Were it not so, the average American would be far more aware of the variety of ways Ms. Clinton and her husband are misleading the public on healthcare. Here are some of the things they haven't told you:

-- The plan is based on turning one seventh of the economy -- the medical industry -- over to an oligopoly of large corporations, led by the largest insurance companies but perhaps also including other mega-corporations that may wish to enter the profitable field the Clintons are proposing to establish.

-- Both the Clintons have claimed that their system will expand patient choices. This is blatantly untrue. As Harvard doctors David Himmelstein and Steffie Woolhandler pointed out in a letter to the New York Times, the Clinton plan would "'in effect obliterate private practice and other small-scale providers, leaving patients to choose from a menu offering only corporate care served up by insurance giants like Prudential and Aetna."

-- The Clintons' plan will force patients and doctors into health maintenance organizations. Not only will this produce an horizontal oligopoly but vertical monopolies as well. As Melvin Konner noted in the New York Times: "A few powerful insurers would control the delivery of care from the top down." According Dr. Sidney Wolfe, director of Public Citizen's Health Research Group, a recent study found that eight companies already own 45% of the HMOs in the country. The eight are: Blue Cross, Cigna, Aetna, Travelers, MetLife, Prudential, Humana and United Health Care.

-- A study reported in the Journal of the American Medical Association found that a majority of HMO patients were unhappy with the system. In contrast only three percent of Canadians would trade their system for ours.

-- Part of Clinton's cost-accounting for his health plan involves an incredible fifty percent decline in the annual increase of funds spent on health care between 1996 and 1997. As Dr. Wolfe put it, "If you believe in the tooth fairy, you will believe in this."

-- The plan also assumes a $239 billion cost savings in Medicare and Medicaid between 1996 and 2000. How will these savings be achieved? Most likely by cutbacks in service. Further, as Dr. Himmelstein notes, Medicaid has a current overhead of 3-4%. Under the Clinton plan it would be run through the private insurance system with an overhead of 13%, an increase in costs that will have to come from somewhere, presumably from the Medicaid program itself.

-- Although the Clintons like to say they are sensitive to the concerns of small businesses facing large increases in healthcare costs, the Wall Street Journal quotes one congressmember as reporting he was told by Ms. Clinton: "I can't go out and save every under-capitalized entrepreneur in America."

-- From a recent article in Lancet by William Glazer, an international health expert: "HMOs were invented not by Americans but by Europeans; they are not new but were the most common way of organizing health insurance a century ago. At that time, workers joined a sickness fund, the fund hired its own doctors on capitation fees or salaries, the fund had agreements with certain hospitals; a patient consulted out-of-plan providers only by paying out-of-pocket. Because the public opposed lock-ins, subsequent national health insurance laws have guaranteed that every insured person can consult any doctor and hospitals. . . .HMOs can not survive under national health insurance laws. They endure only in the United States, which alone lacks the national health insurance laws that guarantee free choices by patients and doctors."

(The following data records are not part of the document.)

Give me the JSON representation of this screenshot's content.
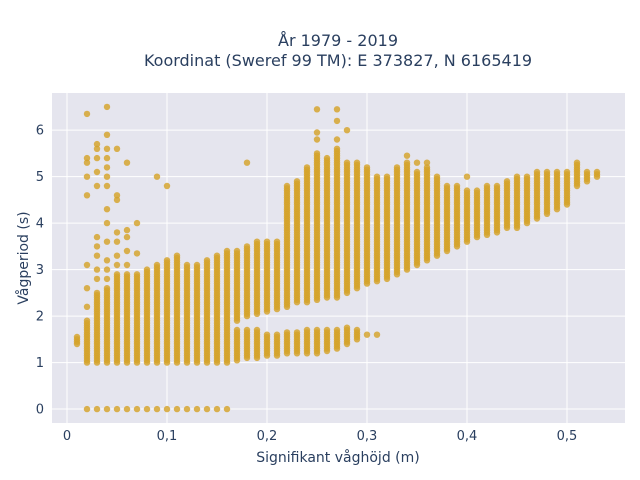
{
  "chart_data": {
    "type": "scatter",
    "title_line1": "År 1979 - 2019",
    "title_line2": "Koordinat (Sweref 99 TM): E 373827, N 6165419",
    "xlabel": "Signifikant våghöjd (m)",
    "ylabel": "Vågperiod (s)",
    "xlim": [
      -0.015,
      0.558
    ],
    "ylim": [
      -0.3,
      6.8
    ],
    "x_ticks": [
      {
        "value": 0,
        "label": "0"
      },
      {
        "value": 0.1,
        "label": "0,1"
      },
      {
        "value": 0.2,
        "label": "0,2"
      },
      {
        "value": 0.3,
        "label": "0,3"
      },
      {
        "value": 0.4,
        "label": "0,4"
      },
      {
        "value": 0.5,
        "label": "0,5"
      }
    ],
    "y_ticks": [
      {
        "value": 0,
        "label": "0"
      },
      {
        "value": 1,
        "label": "1"
      },
      {
        "value": 2,
        "label": "2"
      },
      {
        "value": 3,
        "label": "3"
      },
      {
        "value": 4,
        "label": "4"
      },
      {
        "value": 5,
        "label": "5"
      },
      {
        "value": 6,
        "label": "6"
      }
    ],
    "grid": true,
    "legend": "none",
    "colors": {
      "marker": "#d4a22a",
      "plot_bg": "#e5e5ee",
      "grid": "#ffffff",
      "text": "#2a3f5f"
    },
    "columns": [
      {
        "x": 0.01,
        "segments": [
          [
            1.4,
            1.55
          ]
        ]
      },
      {
        "x": 0.02,
        "segments": [
          [
            1.0,
            1.9
          ]
        ],
        "points": [
          0,
          2.2,
          2.6,
          3.1,
          4.6,
          5.0,
          5.3,
          5.4,
          6.35
        ]
      },
      {
        "x": 0.03,
        "segments": [
          [
            1.0,
            2.5
          ]
        ],
        "points": [
          0,
          2.8,
          3.0,
          3.3,
          3.5,
          3.7,
          4.8,
          5.1,
          5.4,
          5.6,
          5.7
        ]
      },
      {
        "x": 0.04,
        "segments": [
          [
            1.0,
            2.6
          ]
        ],
        "points": [
          0,
          2.8,
          3.0,
          3.2,
          3.6,
          4.0,
          4.3,
          4.8,
          5.0,
          5.2,
          5.4,
          5.6,
          5.9,
          6.5
        ]
      },
      {
        "x": 0.05,
        "segments": [
          [
            1.0,
            2.9
          ]
        ],
        "points": [
          0,
          3.1,
          3.3,
          3.6,
          3.8,
          4.5,
          4.6,
          5.6
        ]
      },
      {
        "x": 0.06,
        "segments": [
          [
            1.0,
            2.9
          ]
        ],
        "points": [
          0,
          3.1,
          3.4,
          3.7,
          3.85,
          5.3
        ]
      },
      {
        "x": 0.07,
        "segments": [
          [
            1.0,
            2.9
          ]
        ],
        "points": [
          0,
          3.35,
          4.0
        ]
      },
      {
        "x": 0.08,
        "segments": [
          [
            1.0,
            3.0
          ]
        ],
        "points": [
          0
        ]
      },
      {
        "x": 0.09,
        "segments": [
          [
            1.0,
            3.1
          ]
        ],
        "points": [
          0,
          5.0
        ]
      },
      {
        "x": 0.1,
        "segments": [
          [
            1.0,
            3.2
          ]
        ],
        "points": [
          0,
          4.8
        ]
      },
      {
        "x": 0.11,
        "segments": [
          [
            1.0,
            3.3
          ]
        ],
        "points": [
          0
        ]
      },
      {
        "x": 0.12,
        "segments": [
          [
            1.0,
            3.1
          ]
        ],
        "points": [
          0
        ]
      },
      {
        "x": 0.13,
        "segments": [
          [
            1.0,
            3.1
          ]
        ],
        "points": [
          0
        ]
      },
      {
        "x": 0.14,
        "segments": [
          [
            1.0,
            3.2
          ]
        ],
        "points": [
          0
        ]
      },
      {
        "x": 0.15,
        "segments": [
          [
            1.0,
            3.3
          ]
        ],
        "points": [
          0
        ]
      },
      {
        "x": 0.16,
        "segments": [
          [
            1.0,
            3.4
          ]
        ],
        "points": [
          0
        ]
      },
      {
        "x": 0.17,
        "segments": [
          [
            1.05,
            1.7
          ],
          [
            1.9,
            3.4
          ]
        ]
      },
      {
        "x": 0.18,
        "segments": [
          [
            1.1,
            1.7
          ],
          [
            2.0,
            3.5
          ]
        ],
        "points": [
          5.3
        ]
      },
      {
        "x": 0.19,
        "segments": [
          [
            1.1,
            1.7
          ],
          [
            2.05,
            3.6
          ]
        ]
      },
      {
        "x": 0.2,
        "segments": [
          [
            1.15,
            1.6
          ],
          [
            2.1,
            3.6
          ]
        ]
      },
      {
        "x": 0.21,
        "segments": [
          [
            1.15,
            1.6
          ],
          [
            2.15,
            3.6
          ]
        ]
      },
      {
        "x": 0.22,
        "segments": [
          [
            1.2,
            1.65
          ],
          [
            2.2,
            4.8
          ]
        ]
      },
      {
        "x": 0.23,
        "segments": [
          [
            1.2,
            1.65
          ],
          [
            2.3,
            4.9
          ]
        ]
      },
      {
        "x": 0.24,
        "segments": [
          [
            1.2,
            1.7
          ],
          [
            2.3,
            5.2
          ]
        ]
      },
      {
        "x": 0.25,
        "segments": [
          [
            1.2,
            1.7
          ],
          [
            2.35,
            5.5
          ]
        ],
        "points": [
          5.8,
          5.95,
          6.45
        ]
      },
      {
        "x": 0.26,
        "segments": [
          [
            1.25,
            1.7
          ],
          [
            2.4,
            5.4
          ]
        ]
      },
      {
        "x": 0.27,
        "segments": [
          [
            1.3,
            1.7
          ],
          [
            2.4,
            5.6
          ]
        ],
        "points": [
          5.8,
          6.2,
          6.45
        ]
      },
      {
        "x": 0.28,
        "segments": [
          [
            1.4,
            1.75
          ],
          [
            2.5,
            5.3
          ]
        ],
        "points": [
          6.0
        ]
      },
      {
        "x": 0.29,
        "segments": [
          [
            1.5,
            1.7
          ],
          [
            2.6,
            5.3
          ]
        ]
      },
      {
        "x": 0.3,
        "segments": [
          [
            2.7,
            5.2
          ]
        ],
        "points": [
          1.6
        ]
      },
      {
        "x": 0.31,
        "segments": [
          [
            2.75,
            5.0
          ]
        ],
        "points": [
          1.6
        ]
      },
      {
        "x": 0.32,
        "segments": [
          [
            2.8,
            5.0
          ]
        ]
      },
      {
        "x": 0.33,
        "segments": [
          [
            2.9,
            5.2
          ]
        ]
      },
      {
        "x": 0.34,
        "segments": [
          [
            3.0,
            5.3
          ]
        ],
        "points": [
          5.45
        ]
      },
      {
        "x": 0.35,
        "segments": [
          [
            3.1,
            5.1
          ]
        ],
        "points": [
          5.3
        ]
      },
      {
        "x": 0.36,
        "segments": [
          [
            3.2,
            5.2
          ]
        ],
        "points": [
          5.3
        ]
      },
      {
        "x": 0.37,
        "segments": [
          [
            3.3,
            5.0
          ]
        ]
      },
      {
        "x": 0.38,
        "segments": [
          [
            3.4,
            4.8
          ]
        ]
      },
      {
        "x": 0.39,
        "segments": [
          [
            3.5,
            4.8
          ]
        ]
      },
      {
        "x": 0.4,
        "segments": [
          [
            3.6,
            4.7
          ]
        ],
        "points": [
          5.0
        ]
      },
      {
        "x": 0.41,
        "segments": [
          [
            3.7,
            4.7
          ]
        ]
      },
      {
        "x": 0.42,
        "segments": [
          [
            3.75,
            4.8
          ]
        ]
      },
      {
        "x": 0.43,
        "segments": [
          [
            3.8,
            4.8
          ]
        ]
      },
      {
        "x": 0.44,
        "segments": [
          [
            3.9,
            4.9
          ]
        ]
      },
      {
        "x": 0.45,
        "segments": [
          [
            3.9,
            5.0
          ]
        ]
      },
      {
        "x": 0.46,
        "segments": [
          [
            4.0,
            5.0
          ]
        ]
      },
      {
        "x": 0.47,
        "segments": [
          [
            4.1,
            5.1
          ]
        ]
      },
      {
        "x": 0.48,
        "segments": [
          [
            4.2,
            5.1
          ]
        ]
      },
      {
        "x": 0.49,
        "segments": [
          [
            4.3,
            5.1
          ]
        ]
      },
      {
        "x": 0.5,
        "segments": [
          [
            4.4,
            5.1
          ]
        ]
      },
      {
        "x": 0.51,
        "segments": [
          [
            4.8,
            5.3
          ]
        ]
      },
      {
        "x": 0.52,
        "segments": [
          [
            4.9,
            5.1
          ]
        ]
      },
      {
        "x": 0.53,
        "segments": [
          [
            5.0,
            5.1
          ]
        ]
      }
    ]
  }
}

-- Under managed care, insurance companies are already pressuring doctors and mental health specialists to provide less expensive forms of care. For example, a therapist will be told by the insurer to prescribe a drug rather than continue with therapy sessions. Under the Clinton plan this sort of drug pushing could be expected to rise substantially.

-- It takes about the same number of people to run Blue Cross in Massachusetts as it does to run the entire single-payer system in Canada -- a system about ten times as large.